それでも、ジェットスターさんは会社全体でリストラをしているので、10月の冬ダイヤから「申し訳ないですが」ということで(運休となり)、年末年始だけ飛んだ。そのジェットスターの運休と入れ替わりでスカイマークに羽田、神戸、那覇便を飛ばしてもらった。国交省の申請ベースでは全社で7便あるが、これがそろったことがない。

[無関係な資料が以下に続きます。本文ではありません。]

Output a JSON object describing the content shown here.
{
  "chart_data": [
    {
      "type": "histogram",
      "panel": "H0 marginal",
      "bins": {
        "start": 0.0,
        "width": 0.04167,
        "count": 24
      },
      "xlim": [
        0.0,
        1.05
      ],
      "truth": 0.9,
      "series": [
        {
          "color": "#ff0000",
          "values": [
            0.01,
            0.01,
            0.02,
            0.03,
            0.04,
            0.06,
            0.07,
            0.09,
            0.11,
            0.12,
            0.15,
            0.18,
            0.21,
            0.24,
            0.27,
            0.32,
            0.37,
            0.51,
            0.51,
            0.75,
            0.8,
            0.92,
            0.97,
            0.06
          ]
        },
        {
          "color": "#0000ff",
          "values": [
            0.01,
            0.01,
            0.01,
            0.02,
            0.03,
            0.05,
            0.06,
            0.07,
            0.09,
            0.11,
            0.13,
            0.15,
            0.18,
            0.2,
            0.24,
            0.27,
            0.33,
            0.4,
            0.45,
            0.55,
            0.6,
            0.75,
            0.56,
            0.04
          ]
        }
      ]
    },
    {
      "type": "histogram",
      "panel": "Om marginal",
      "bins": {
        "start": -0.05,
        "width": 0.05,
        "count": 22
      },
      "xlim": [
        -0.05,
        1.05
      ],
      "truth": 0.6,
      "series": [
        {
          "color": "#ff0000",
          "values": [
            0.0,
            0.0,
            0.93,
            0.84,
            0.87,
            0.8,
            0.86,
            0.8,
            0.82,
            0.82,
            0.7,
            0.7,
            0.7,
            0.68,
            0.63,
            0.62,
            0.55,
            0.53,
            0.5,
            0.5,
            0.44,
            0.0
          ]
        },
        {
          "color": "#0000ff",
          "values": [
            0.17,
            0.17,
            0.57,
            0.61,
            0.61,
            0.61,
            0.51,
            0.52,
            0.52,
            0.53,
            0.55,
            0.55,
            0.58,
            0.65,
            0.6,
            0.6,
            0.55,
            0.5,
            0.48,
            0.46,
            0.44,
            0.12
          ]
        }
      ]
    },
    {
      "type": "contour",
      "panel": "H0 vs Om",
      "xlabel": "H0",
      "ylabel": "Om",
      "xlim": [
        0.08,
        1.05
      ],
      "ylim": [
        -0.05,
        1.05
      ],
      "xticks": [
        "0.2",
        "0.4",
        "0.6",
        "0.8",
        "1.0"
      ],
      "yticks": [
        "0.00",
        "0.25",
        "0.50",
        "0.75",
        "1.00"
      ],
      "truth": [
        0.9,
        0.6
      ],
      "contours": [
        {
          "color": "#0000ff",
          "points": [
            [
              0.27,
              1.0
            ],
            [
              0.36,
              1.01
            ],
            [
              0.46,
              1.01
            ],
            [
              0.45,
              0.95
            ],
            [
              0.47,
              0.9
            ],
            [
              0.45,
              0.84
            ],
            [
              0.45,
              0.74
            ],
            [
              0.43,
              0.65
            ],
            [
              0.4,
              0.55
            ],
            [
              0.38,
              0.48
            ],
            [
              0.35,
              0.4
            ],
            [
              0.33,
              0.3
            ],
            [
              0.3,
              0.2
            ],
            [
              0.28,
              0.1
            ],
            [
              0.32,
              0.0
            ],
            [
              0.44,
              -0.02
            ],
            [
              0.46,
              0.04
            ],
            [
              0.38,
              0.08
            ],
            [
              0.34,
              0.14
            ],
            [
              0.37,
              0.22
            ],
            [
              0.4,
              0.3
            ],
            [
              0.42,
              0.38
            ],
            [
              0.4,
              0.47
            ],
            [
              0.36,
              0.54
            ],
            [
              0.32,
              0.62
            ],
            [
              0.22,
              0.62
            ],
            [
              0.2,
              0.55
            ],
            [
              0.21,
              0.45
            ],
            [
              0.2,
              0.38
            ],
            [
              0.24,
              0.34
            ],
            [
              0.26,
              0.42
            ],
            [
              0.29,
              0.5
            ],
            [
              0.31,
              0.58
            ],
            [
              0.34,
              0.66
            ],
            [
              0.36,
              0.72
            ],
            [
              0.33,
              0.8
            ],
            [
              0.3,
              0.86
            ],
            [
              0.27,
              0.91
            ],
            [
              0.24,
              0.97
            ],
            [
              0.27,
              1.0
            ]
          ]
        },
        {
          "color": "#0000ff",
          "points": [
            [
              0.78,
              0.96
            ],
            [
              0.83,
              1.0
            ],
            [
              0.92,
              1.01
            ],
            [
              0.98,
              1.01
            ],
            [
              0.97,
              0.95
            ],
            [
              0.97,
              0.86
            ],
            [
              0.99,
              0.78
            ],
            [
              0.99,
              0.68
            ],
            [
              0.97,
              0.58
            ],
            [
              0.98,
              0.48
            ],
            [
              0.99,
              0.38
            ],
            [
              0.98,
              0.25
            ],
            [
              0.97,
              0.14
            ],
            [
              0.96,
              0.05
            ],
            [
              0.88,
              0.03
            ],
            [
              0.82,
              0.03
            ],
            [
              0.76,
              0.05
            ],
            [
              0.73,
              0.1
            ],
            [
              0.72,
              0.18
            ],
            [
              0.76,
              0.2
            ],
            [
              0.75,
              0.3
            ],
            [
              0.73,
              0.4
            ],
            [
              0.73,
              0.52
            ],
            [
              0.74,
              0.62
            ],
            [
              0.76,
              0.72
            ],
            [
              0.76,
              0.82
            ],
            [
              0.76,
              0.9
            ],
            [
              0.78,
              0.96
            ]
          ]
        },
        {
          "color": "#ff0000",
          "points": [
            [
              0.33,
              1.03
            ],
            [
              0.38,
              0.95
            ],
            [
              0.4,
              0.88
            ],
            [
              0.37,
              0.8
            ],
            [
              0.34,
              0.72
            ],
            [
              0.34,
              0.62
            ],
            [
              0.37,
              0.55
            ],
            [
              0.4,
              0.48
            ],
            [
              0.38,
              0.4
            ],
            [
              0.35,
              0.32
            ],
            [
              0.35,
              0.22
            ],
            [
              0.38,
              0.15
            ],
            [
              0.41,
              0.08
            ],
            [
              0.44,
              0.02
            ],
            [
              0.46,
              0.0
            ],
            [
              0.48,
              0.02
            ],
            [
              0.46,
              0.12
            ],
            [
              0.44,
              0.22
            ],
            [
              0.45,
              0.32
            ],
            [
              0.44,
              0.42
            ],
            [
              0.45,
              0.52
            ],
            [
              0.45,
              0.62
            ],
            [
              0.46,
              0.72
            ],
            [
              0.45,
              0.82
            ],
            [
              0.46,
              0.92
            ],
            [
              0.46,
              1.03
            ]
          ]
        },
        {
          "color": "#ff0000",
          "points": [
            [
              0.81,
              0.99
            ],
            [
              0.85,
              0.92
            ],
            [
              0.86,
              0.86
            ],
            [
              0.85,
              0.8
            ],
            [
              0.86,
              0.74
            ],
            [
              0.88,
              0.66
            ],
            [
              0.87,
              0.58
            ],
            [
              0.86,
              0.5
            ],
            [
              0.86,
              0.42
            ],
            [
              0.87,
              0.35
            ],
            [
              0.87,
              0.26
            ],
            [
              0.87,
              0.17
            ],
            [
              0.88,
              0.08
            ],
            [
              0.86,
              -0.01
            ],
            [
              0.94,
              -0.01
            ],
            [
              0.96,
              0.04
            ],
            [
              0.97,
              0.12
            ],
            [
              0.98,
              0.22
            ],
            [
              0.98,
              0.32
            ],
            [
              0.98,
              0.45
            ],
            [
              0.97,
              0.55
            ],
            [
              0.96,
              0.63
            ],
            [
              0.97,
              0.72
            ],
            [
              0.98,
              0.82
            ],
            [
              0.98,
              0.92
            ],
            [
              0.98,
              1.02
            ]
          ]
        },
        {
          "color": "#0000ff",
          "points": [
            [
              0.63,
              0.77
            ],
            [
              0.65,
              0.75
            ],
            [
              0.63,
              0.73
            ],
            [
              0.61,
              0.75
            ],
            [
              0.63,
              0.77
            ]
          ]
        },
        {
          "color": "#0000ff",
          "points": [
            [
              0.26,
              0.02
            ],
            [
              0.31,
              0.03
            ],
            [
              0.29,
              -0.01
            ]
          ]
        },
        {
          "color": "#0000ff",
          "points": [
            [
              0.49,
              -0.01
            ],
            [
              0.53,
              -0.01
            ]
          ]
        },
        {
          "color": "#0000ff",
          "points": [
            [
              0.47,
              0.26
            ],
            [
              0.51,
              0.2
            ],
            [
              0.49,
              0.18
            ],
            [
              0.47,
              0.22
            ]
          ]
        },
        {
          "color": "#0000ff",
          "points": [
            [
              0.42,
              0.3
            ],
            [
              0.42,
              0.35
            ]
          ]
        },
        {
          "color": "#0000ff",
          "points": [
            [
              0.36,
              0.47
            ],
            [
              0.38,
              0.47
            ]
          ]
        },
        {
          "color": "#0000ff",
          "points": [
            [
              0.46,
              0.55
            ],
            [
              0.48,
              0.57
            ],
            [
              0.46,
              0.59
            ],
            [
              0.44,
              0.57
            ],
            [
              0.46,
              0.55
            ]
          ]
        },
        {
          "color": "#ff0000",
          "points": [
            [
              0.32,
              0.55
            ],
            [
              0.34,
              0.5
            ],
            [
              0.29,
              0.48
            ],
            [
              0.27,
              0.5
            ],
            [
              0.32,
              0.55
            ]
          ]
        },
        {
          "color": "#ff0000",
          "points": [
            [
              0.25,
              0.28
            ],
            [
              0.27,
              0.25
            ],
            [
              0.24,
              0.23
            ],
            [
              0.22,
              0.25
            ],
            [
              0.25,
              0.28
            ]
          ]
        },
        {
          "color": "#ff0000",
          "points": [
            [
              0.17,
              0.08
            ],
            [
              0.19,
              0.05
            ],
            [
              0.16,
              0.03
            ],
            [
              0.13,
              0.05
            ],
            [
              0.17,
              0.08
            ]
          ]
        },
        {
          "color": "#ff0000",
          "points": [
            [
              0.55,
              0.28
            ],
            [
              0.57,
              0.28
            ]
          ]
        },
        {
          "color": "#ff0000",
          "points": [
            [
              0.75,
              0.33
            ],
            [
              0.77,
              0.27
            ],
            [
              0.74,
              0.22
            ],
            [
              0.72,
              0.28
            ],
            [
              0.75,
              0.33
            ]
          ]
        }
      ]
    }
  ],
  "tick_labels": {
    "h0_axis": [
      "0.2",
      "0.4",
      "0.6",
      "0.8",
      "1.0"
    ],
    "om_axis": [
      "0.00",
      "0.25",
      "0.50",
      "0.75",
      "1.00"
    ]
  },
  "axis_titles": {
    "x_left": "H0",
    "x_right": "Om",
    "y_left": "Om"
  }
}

――スカイマークは1月7日から那覇線を減便しました。
伴野 那覇線は生活路線で、いま移動がすごく減っている。(宮古空港の)JTA、ANAも減便している。それでも今年度の実績は去年より行くと思っている。ただ、緊急事態宣言再発令の解除が遅れると、多分、去年の実績まではいかない。11月後半から12月あたまに首都圏で感染者が増え、ロードファクターが悪くなっているのは事実だ。
しかし、我々の計算だと、香港エクスプレス、ジェットスター、スカイマークで全便がそろえば相当な数のお客さんになる。スカイマークが177人乗り、香港とジェットスターが180人乗りだが、仮に来年4月からの夏ダイヤで香港との往来が始まり、いま申請している路線を各社が来年も申請すると、来年は70万人の搭乗者になる。